もうおわかりだと思うのですが、この「ボールを打ちに行く」感覚が発動するほど、上の目の使い方で言うところの「追いかけ型」が発動します。すると

①ボールに意識が行ってそれ以外の情報がぼんやりする

②アタマがつっこんでフォローが大きく取れなくなる

③両手の位置に意識が取れなくなる

④クラブヘッド軌道なんて全然把握出来ない

となります。

ちなみに上の図のようにクラブヘッド軌道が確認出来て、なおかつインサイドアウトにヘッドが通過出来ると、不思議とどれだけフェースを開いて打つ意識でもストレートからドローボールになり、アウトサイドインだとどれだけフェース閉じてもスライス軌道で飛距離も出ないという現象が起きます。

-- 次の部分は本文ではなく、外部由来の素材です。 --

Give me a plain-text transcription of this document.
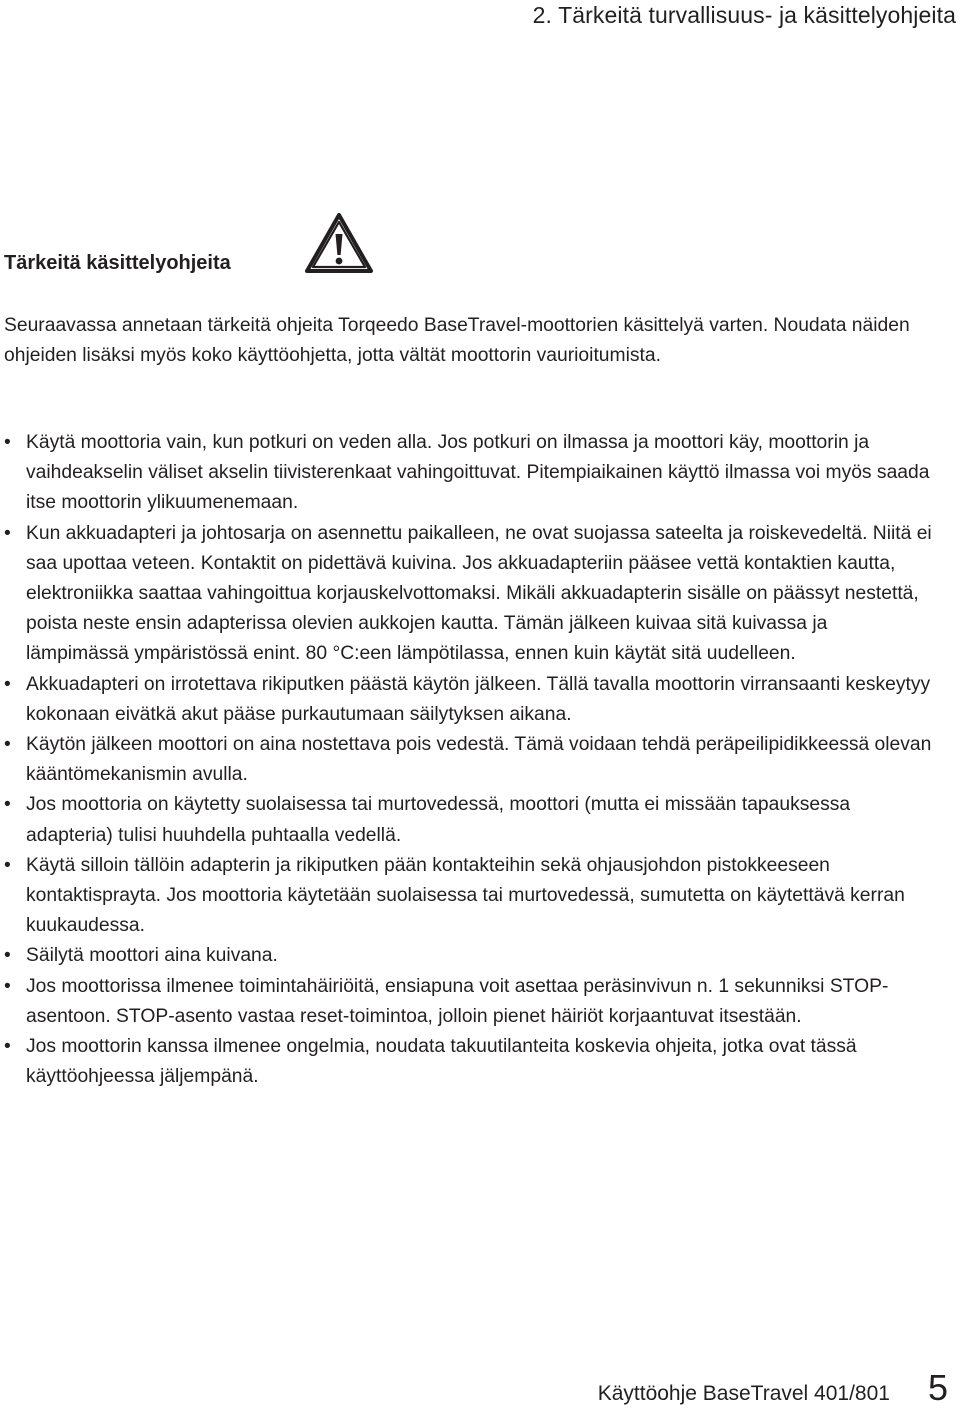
2. Tärkeitä turvallisuus- ja käsittelyohjeita
Tärkeitä käsittelyohjeita

Seuraavassa annetaan tärkeitä ohjeita Torqeedo BaseTravel-moottorien käsittelyä varten. Noudata näiden ohjeiden lisäksi myös koko käyttöohjetta, jotta vältät moottorin vaurioitumista.

• Käytä moottoria vain, kun potkuri on veden alla. Jos potkuri on ilmassa ja moottori käy, moottorin ja vaihdeakselin väliset akselin tiivisterenkaat vahingoittuvat. Pitempiaikainen käyttö ilmassa voi myös saada itse moottorin ylikuumenemaan.
• Kun akkuadapteri ja johtosarja on asennettu paikalleen, ne ovat suojassa sateelta ja roiskevedeltä. Niitä ei saa upottaa veteen. Kontaktit on pidettävä kuivina. Jos akkuadapteriin pääsee vettä kontaktien kautta, elektroniikka saattaa vahingoittua korjauskelvottomaksi. Mikäli akkuadapterin sisälle on päässyt nestettä, poista neste ensin adapterissa olevien aukkojen kautta. Tämän jälkeen kuivaa sitä kuivassa ja lämpimässä ympäristössä enint. 80 °C:een lämpötilassa, ennen kuin käytät sitä uudelleen.
• Akkuadapteri on irrotettava rikiputken päästä käytön jälkeen. Tällä tavalla moottorin virransaanti keskeytyy kokonaan eivätkä akut pääse purkautumaan säilytyksen aikana.
• Käytön jälkeen moottori on aina nostettava pois vedestä. Tämä voidaan tehdä peräpeilipidikkeessä olevan kääntömekanismin avulla.
• Jos moottoria on käytetty suolaisessa tai murtovedessä, moottori (mutta ei missään tapauksessa adapteria) tulisi huuhdella puhtaalla vedellä.
• Käytä silloin tällöin adapterin ja rikiputken pään kontakteihin sekä ohjausjohdon pistokkeeseen kontaktisprayta. Jos moottoria käytetään suolaisessa tai murtovedessä, sumutetta on käytettävä kerran kuukaudessa.
• Säilytä moottori aina kuivana.
• Jos moottorissa ilmenee toimintahäiriöitä, ensiapuna voit asettaa peräsinvivun n. 1 sekunniksi STOP-asentoon. STOP-asento vastaa reset-toimintoa, jolloin pienet häiriöt korjaantuvat itsestään.
• Jos moottorin kanssa ilmenee ongelmia, noudata takuutilanteita koskevia ohjeita, jotka ovat tässä käyttöohjeessa jäljempänä.
Käyttöohje BaseTravel 401/801 5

よってゴルフの時の目の使い方は、他の多くの動くボールを打つ球技とは異なり、「監視型」の目の使い方をしており、そのためのカメラも固定されているのではないかということで、もしかすると「ビハインド・ザ・ボール」とか「アタマが動かない」とかってそれで説明出来るのではないかということですね。

検証を進めるために、次回はツアープロがどのような「景色」を見ているかと検証したいと思います。